Айнис быстро взглянул на нее, сказал осторожно:
— Ты тоже заметила? Да. Это не очень хорошо. Марис… ты понимаешь, он немножко… как бы это сказать… немножко грубый человек. И потом, он, наверное, скоро женится, у него есть невеста. Не совсем невеста, но, наверное, скоро будет.
— Господи! Ну и что? Честное слово, это все глупости, она ребенок совсем, нельзя же принимать все всерьез!
— Ну почему? У нас в Латвии такие вещи всегда принимают всерьез.
Танец у них сбился, они остановились посреди площадки, Айнис взял Вету за руку и решительно повел к столику. Он налил себе коньяку, выпил и взглянул на нее веселыми серыми глазами:
— Я действительно совсем заморочил тебе голову. Ну, а ты, Вета, как ты живешь?
— Я живу замечательно.
— Ты совсем не изменилась, такая же красивая, только, по-моему, не очень веселая.
— Я? Я удивительно веселая. Только, я думаю, нам уже пора домой.
— А домой нельзя. У вас в Москве из ресторана никто не уходит, пока не споют «Спокойной ночи».
— Как это?
— А вот так: «Что сказать вам, москвичи, на прощанье? Как отплатить вам за ваше вниманье… Спокойной ночи, вспоминайте нас». Утесов поет. Эх ты, а еще москвичка!
На улице стояла уже настоящая весна, мокрые улицы блестели, отражая огни притушенных витрин, воздух был теплый, сладкий, незнакомый, словно его сменили, пока они сидели там, в душном, накуренном зале ресторана. Весна!
Как-то вечером Роман вернулся с работы необычно веселый, помолодевший, возбужденный.
— Послушай, Вета, — сказал он, — и ты, мама, тоже послушай. Это очень серьезно. В общем, дело в том, что мне предложили перейти на другую работу в совершенно новую закрытую фирму. Это предложение для меня большая честь.

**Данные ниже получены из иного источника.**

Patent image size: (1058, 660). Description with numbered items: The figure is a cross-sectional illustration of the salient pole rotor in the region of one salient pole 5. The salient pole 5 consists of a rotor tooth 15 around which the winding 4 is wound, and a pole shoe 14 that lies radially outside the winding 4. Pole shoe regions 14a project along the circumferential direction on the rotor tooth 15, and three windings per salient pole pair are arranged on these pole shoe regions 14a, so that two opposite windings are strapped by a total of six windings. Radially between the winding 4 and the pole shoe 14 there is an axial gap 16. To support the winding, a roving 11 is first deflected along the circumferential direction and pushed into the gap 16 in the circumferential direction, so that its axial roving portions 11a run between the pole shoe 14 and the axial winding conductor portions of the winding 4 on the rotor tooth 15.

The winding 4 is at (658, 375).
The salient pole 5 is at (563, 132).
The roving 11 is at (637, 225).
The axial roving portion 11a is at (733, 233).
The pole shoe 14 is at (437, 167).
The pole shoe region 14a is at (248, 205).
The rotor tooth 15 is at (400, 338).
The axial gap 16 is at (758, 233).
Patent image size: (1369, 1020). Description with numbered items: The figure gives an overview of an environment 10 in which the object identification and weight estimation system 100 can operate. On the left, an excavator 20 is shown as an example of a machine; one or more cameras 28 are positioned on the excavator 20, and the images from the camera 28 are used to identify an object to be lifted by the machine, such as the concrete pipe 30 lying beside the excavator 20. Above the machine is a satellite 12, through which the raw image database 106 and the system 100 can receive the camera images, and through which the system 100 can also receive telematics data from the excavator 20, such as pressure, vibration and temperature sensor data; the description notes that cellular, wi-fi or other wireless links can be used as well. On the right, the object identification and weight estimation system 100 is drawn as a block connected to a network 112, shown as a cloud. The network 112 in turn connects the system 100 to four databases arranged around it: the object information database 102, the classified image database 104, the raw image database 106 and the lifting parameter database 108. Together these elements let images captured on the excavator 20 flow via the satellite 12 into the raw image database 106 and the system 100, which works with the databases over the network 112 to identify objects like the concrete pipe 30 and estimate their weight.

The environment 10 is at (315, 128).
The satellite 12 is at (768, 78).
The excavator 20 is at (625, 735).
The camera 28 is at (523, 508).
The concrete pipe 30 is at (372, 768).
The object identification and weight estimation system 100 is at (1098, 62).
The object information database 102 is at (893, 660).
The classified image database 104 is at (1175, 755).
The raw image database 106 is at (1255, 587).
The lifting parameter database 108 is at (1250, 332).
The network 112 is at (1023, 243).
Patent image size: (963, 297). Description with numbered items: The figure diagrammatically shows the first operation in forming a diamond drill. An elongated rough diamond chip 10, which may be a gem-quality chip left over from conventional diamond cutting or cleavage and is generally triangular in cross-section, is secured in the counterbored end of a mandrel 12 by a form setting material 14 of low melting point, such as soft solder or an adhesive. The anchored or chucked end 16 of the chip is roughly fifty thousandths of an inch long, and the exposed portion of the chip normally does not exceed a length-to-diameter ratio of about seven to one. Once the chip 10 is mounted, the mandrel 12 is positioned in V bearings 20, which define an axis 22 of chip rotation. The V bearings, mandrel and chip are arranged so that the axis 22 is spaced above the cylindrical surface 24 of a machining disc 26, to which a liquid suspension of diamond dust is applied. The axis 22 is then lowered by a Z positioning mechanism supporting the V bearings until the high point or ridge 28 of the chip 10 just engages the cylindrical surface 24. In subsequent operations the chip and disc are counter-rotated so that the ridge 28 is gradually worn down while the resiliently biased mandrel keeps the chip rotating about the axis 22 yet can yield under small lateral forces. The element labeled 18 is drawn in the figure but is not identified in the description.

Представляете, оказывается, их шеф сам прочитал мою статью и сказал, что я должен работать у них.
— А кто такой этот шеф?
— В общем-то, я даже не знаю его фамилии, да и мало кто ее знает, его называют просто по должности — Главный конструктор, но это огромная фигура, просто гигантская. Они занимаются такими вещами, что просто голова кружится; в общем, это связано с космосом.
— С чем, с чем? Господи, только космоса нам и не хватало!
— Рома, а это не опасно?
— Какая опасность, мама, я же инженер, а не летчик. Но это очень интересно. Нет, ты понимаешь, то, что он меня сам приглашает, — это просто чудо. Я буду работать за городом, немножко далеко, но какое это имеет значение. Словом, я согласился. Они мне дали два дня на размышление. Представляешь, там не теряют времени зря, сразу быка за рога… и соглашайся. Правда, оформление очень долгое, но это ничего, зато работают они как черти. Так хочется настоящего дела! А здесь эта дурацкая мышиная возня с Ивлиевым, с приоритетом. Наплевать на приоритет, важно, чтобы само дело чего-то стоило.